Any time of year, waterfall hunting is a beloved pastime around these parts. The big three are Toccoa Falls, Tallulah Falls, and Amicalola Falls, which drops 729 feet and is the highest waterfall in the Southeast.
In the 1960s, miners blasted a chunk off the top of Hiawassee's Bell Mountain in what proved to be a failed business venture. A preservation-minded local swooped in to purchase the mountaintop, ultimately bequeathing it to Towns County. A paved road now invites cars to the summit (though the narrow drive isn't for the faint for heart), and the Hal Herrin Scenic Overlook provides an unforgettable 360-degree view of surrounding peaks and Lake Chatuge.
Things to see & do
Watson Mill Covered Bridge
Snap the shadowy interior of Georgia's longest covered bridge (not while driving, please), or pose on a rock in the South Fork River with the structure in the background at Watson Mill Bridge State Park.
Tallulah Gorge Suspension Bridge
Descend 600 stairs to a footbridge that sways 80 feet above the river at Tallulah Gorge State Park, then smile big to distract from wobbly legs. It could be worse; daredevil Karl Wallenda crossed the 1,000-foot gorge via tightrope in 1970 — a lot higher up.
Georgia Mountain Coaster
Grab a buddy or fly solo on Georgia's first alpine coaster, Georgia Mountain Coaster, recently opened in downtown Helen. The German-made thrill ride, which looks something like a metal bobsled track, sends riders careening down a mountainside around hairpin turns (watch out for the corkscrew). Apply the brakes to your liking — or let it fly.
Lake Lanier Islands
Georgia's most popular lakeside resort offers a range of accommodations — from a grand lodge to campgrounds — along with golf, horseback riding, a spa, and one Parrothead paradise. The on-site Margaritaville is all about fun in the sun, luring boaters to its white-sand beach, water park, and LandShark Bar & Grill.
It's hard to imagine a more picturesque country store than Sunrise Grocery, which has occupied its spot on Blairsville's Highway 19 since 1920. Along with basics like gas and fresh produce, the family-run shop stocks locally made jams and jellies, honey, grits, soaps, and its "world-famous" boiled peanuts.
Wolf Mountain Vineyards
Georgia is home to some 50 wineries, including more than 30 in the northern part of the state.
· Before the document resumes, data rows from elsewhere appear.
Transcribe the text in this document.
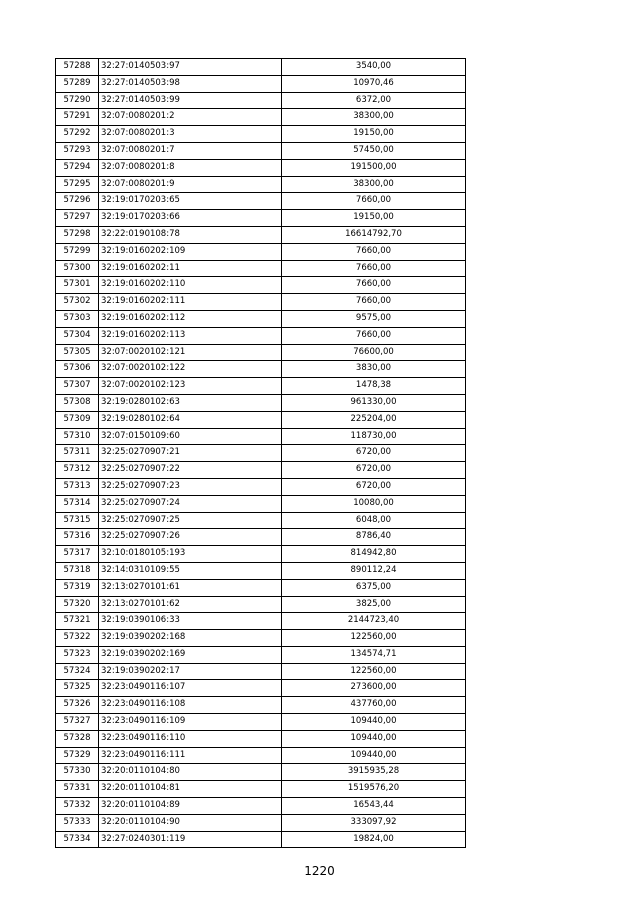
57288	32:27:0140503:97	3540,00
57289	32:27:0140503:98	10970,46
57290	32:27:0140503:99	6372,00
57291	32:07:0080201:2	38300,00
57292	32:07:0080201:3	19150,00
57293	32:07:0080201:7	57450,00
57294	32:07:0080201:8	191500,00
57295	32:07:0080201:9	38300,00
57296	32:19:0170203:65	7660,00
57297	32:19:0170203:66	19150,00
57298	32:22:0190108:78	16614792,70
57299	32:19:0160202:109	7660,00
57300	32:19:0160202:11	7660,00
57301	32:19:0160202:110	7660,00
57302	32:19:0160202:111	7660,00
57303	32:19:0160202:112	9575,00
57304	32:19:0160202:113	7660,00
57305	32:07:0020102:121	76600,00
57306	32:07:0020102:122	3830,00
57307	32:07:0020102:123	1478,38
57308	32:19:0280102:63	961330,00
57309	32:19:0280102:64	225204,00
57310	32:07:0150109:60	118730,00
57311	32:25:0270907:21	6720,00
57312	32:25:0270907:22	6720,00
57313	32:25:0270907:23	6720,00
57314	32:25:0270907:24	10080,00
57315	32:25:0270907:25	6048,00
57316	32:25:0270907:26	8786,40
57317	32:10:0180105:193	814942,80
57318	32:14:0310109:55	890112,24
57319	32:13:0270101:61	6375,00
57320	32:13:0270101:62	3825,00
57321	32:19:0390106:33	2144723,40
57322	32:19:0390202:168	122560,00
57323	32:19:0390202:169	134574,71
57324	32:19:0390202:17	122560,00
57325	32:23:0490116:107	273600,00
57326	32:23:0490116:108	437760,00
57327	32:23:0490116:109	109440,00
57328	32:23:0490116:110	109440,00
57329	32:23:0490116:111	109440,00
57330	32:20:0110104:80	3915935,28
57331	32:20:0110104:81	1519576,20
57332	32:20:0110104:89	16543,44
57333	32:20:0110104:90	333097,92
57334	32:27:0240301:119	19824,00
1220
Dahlonega's Wolf Mountain Vineyards is a favorite, for both its award-winning wines and its majestic mountain views. Go for a tour and tasting or visit for brunch on Sunday (reservations are required).
"Deliverance" gave North Georgia a bad reputation and painted everyone as backward hillbillies who play banjos alongside the river. While a little banjo by the river never hurt anyone, it doesn't fully describe how amazing the people are.
What do you love most about living here?
At the end of a stressful day, you can be in the woods in five minutes.